NEURA Robotics announced a Series C of up to $1.4 billion at roughly a $7 billion valuation. Tether led the round, joined by Qualcomm Technologies, Amazon, NVIDIA, Bosch, Schaeffler, imec.xpand, the European Investment Bank, Lingotto Horizon, and InterAlpen Partners. The company says it is the largest capital injection ever raised by a full-stack robotics company, and that it plans to scale serial production to several million robots by 2030 while expanding its global "NEURA Gyms" — physical training environments where cognitive robots learn deployment tasks.
The interesting line item isn't the dollar number — it's the lead. Tether, best known as the issuer of the USDT stablecoin, gets a humanoid platform that integrates its WDK stack so the robots can transact natively. That is a real bet that physical agents will need their own payment rails, separate from the human-facing financial system, and that the rails should be a stablecoin rather than a card network.

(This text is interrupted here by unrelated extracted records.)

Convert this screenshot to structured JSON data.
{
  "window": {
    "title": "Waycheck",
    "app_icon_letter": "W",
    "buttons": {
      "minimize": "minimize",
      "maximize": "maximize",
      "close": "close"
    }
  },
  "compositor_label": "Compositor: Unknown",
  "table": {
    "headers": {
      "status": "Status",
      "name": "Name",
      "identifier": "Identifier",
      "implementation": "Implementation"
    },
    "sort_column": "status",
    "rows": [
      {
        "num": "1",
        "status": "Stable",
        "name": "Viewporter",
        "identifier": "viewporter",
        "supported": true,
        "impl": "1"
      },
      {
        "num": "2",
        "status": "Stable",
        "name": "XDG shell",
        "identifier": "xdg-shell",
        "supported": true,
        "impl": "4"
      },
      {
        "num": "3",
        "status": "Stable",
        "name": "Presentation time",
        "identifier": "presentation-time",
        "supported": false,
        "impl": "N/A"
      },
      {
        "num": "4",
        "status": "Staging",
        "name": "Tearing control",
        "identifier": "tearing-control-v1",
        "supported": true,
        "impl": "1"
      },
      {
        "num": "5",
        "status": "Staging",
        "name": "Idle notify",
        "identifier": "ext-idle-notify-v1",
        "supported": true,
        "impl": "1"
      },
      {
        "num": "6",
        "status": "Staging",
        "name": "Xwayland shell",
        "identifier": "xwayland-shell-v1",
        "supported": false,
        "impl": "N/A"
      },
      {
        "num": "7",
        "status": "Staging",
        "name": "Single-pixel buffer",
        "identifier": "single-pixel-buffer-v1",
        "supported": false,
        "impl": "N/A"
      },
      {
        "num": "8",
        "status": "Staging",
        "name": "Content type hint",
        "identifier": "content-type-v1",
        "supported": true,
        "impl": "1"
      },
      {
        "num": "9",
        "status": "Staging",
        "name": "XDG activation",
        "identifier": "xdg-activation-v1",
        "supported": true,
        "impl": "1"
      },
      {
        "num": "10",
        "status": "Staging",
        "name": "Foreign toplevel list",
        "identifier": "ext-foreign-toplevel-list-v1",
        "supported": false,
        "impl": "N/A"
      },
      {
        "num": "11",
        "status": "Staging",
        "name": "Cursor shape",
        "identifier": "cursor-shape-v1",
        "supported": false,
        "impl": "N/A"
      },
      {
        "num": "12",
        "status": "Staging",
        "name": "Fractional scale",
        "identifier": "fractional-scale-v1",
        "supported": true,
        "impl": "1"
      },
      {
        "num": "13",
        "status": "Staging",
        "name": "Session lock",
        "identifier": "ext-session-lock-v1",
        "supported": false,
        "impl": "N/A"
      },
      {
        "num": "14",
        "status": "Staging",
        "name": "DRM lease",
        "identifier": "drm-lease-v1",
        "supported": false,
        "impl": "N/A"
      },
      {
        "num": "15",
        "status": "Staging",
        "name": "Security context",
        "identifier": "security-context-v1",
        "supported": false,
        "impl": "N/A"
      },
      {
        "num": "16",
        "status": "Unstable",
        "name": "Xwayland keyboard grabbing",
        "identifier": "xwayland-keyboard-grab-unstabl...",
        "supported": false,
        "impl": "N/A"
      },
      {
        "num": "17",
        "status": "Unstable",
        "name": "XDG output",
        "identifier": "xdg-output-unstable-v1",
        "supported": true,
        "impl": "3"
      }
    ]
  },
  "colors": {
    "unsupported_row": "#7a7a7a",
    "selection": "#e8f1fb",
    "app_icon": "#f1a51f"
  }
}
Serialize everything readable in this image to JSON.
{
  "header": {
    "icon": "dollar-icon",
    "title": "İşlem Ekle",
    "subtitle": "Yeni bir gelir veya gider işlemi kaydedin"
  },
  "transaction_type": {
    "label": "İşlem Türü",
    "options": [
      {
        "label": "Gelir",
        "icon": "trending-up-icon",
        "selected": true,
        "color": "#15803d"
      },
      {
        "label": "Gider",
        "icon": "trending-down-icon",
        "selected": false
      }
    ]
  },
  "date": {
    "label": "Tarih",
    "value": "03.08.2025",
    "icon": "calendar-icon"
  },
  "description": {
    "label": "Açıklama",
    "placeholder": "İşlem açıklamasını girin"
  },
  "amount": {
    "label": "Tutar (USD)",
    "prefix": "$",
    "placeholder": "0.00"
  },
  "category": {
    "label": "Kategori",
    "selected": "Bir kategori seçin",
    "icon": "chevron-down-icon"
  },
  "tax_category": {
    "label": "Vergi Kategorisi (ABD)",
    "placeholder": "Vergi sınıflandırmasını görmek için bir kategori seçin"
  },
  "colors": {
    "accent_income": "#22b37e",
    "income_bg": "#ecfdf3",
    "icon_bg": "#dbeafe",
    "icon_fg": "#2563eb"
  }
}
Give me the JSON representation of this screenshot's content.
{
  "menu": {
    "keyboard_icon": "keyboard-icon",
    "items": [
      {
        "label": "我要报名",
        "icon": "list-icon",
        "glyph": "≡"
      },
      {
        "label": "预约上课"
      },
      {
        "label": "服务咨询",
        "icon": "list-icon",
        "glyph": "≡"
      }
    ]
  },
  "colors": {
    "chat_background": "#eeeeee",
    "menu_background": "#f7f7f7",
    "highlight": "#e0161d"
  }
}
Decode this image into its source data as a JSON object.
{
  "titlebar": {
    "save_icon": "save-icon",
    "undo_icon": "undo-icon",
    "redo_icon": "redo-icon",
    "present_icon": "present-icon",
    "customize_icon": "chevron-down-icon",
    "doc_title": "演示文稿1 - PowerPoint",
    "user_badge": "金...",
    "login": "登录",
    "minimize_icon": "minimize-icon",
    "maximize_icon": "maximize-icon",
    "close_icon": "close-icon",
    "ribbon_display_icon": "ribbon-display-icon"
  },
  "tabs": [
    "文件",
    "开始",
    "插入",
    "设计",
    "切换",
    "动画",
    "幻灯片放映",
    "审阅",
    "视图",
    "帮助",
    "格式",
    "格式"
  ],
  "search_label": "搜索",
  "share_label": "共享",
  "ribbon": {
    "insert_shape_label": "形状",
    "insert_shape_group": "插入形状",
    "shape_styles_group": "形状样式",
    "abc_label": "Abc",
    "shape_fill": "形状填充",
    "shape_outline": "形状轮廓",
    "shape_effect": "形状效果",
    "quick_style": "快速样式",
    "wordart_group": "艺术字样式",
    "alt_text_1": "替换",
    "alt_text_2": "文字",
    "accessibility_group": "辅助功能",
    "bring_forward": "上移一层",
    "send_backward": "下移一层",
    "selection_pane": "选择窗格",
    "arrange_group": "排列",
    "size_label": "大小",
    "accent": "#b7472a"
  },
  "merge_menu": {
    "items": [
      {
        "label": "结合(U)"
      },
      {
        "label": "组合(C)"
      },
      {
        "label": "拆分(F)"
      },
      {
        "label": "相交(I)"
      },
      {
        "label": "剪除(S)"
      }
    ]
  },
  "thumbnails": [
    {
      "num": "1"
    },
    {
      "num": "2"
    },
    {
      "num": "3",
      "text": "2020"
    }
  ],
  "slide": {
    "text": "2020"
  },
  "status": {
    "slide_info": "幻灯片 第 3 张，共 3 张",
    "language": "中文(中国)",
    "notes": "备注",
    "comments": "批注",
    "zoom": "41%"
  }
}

NEURA's raise lands in a year where physical AI has finally become a fundable category in its own right. Bezos's Project Prometheus closed $12 billion this week for industrial AI software; Standard Bots raised $200 million for industrial arms last week; Boston Dynamics has been shipping Gemini-powered Spot deployments. The frontier-model labs supply the brain, a half-dozen well-funded hardware companies supply the body, and the integration layer — what NEURA calls the physical AI platform — is now where the largest checks are landing.
Takeaway for learners: "physical AI" sounds like a buzzword, but the practical version is concrete — a robot that perceives, plans, manipulates, and increasingly transacts. If your background is in software AI, the adjacent skills worth learning are robotics simulation (Isaac Sim, MuJoCo), sensor fusion, and the safety standards that govern human-robot workspaces. The next decade of AI deployment is going to spend a lot of time at that boundary.